Sunday, December 17, 2006
One thing I find you lose when you get into the field is the ability to use a xerox machine at a Kinkos without some total stranger coming over to ask you the usual questions... did you draw that? Do you make a living at that? What's that for? I have this idea jotted down on a napkin someplace for a great comic book idea, maybe I can hire you to draw it for me? How can I get my ideas copyrighted? etc. etc.
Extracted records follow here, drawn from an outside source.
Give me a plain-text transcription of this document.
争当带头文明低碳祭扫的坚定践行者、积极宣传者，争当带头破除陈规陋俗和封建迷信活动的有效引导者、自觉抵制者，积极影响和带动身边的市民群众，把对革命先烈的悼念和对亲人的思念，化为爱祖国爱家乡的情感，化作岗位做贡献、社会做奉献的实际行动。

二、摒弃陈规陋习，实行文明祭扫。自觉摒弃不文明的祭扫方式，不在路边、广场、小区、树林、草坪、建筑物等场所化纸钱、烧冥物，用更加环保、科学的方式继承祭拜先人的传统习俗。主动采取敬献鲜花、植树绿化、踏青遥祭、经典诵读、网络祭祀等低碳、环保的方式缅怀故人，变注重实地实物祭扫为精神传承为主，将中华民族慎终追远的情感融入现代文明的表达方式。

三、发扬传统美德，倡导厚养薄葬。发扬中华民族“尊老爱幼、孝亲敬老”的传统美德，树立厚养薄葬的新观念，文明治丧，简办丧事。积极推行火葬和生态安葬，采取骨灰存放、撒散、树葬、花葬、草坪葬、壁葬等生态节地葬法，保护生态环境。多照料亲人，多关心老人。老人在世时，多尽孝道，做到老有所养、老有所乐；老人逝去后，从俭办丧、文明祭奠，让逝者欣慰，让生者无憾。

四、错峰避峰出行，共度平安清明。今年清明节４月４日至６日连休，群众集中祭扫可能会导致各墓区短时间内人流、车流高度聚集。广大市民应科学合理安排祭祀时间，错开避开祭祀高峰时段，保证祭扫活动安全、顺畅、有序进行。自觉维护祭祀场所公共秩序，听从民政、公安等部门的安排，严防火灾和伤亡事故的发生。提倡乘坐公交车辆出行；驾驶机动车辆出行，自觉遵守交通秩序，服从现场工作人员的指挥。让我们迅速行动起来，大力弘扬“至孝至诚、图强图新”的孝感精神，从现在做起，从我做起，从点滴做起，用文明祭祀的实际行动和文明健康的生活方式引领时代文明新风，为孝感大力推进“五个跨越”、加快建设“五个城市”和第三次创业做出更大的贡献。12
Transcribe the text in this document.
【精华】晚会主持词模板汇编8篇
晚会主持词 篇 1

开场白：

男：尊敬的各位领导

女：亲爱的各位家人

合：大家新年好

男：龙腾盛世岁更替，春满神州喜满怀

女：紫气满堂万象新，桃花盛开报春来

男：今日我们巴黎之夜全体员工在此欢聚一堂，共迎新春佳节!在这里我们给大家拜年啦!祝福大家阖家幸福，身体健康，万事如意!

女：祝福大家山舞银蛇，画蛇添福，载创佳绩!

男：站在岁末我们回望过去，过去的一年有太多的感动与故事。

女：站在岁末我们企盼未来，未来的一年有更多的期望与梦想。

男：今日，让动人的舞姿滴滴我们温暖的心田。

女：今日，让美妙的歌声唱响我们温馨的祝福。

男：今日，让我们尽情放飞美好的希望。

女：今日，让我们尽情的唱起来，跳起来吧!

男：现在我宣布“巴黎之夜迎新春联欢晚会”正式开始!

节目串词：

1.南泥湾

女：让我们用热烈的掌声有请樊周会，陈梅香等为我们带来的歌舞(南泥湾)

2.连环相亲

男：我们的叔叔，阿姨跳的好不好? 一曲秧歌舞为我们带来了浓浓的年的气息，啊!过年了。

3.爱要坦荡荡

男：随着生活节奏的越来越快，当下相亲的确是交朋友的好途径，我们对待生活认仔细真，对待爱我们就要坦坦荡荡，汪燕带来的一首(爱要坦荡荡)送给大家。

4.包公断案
The other day I had this happen and it took real patience not to tell this guy to fuck off. Nothing about my body language or tone of voice should've suggested to him I was interested in talking. I had a splitting headache and about ten minutes to do what I was doing. He was one of those ghoulish guys with dirty elbows who is always at a Kinkos late at night, xeroxing a mountainous stack of newspaper clippings as if God Himself issued the urgent task of preparing some sort of cosmic ledger detailing the endless evidence of mankind's inhumanity to other men, and the animal kingdom too, for the Day of Judgement. These guys always need a bath and a pack of dental floss and a book with a title like "Rhetoric: The gentle art of persuasive speech."
I was xeroxing some new pages I've been working on with big splashy pannels of The Fantastic Four. These are very recognizeable characters, I can't blame the guy for wanting to see the artwork. I understand that. But within two or three sentences, this guy was trying to convince me Marvel Comics had stolen all their ideas from ancient Mayan temple statuary (funny, I thought they came from Jack Kirby...) and that somewhere in Newark, New Jersey there is an artifact which proves this. Then to add insult to injury, he distingushed himself as a "fine" artist as opposed to a comic book artist, and asserted that he was an cultural archaeologist (as opposed to a nut).
In a sense, cartoonists are entertainers, and you have to be magnanimous in situations like this. At least it doesn't happen in public restrooms.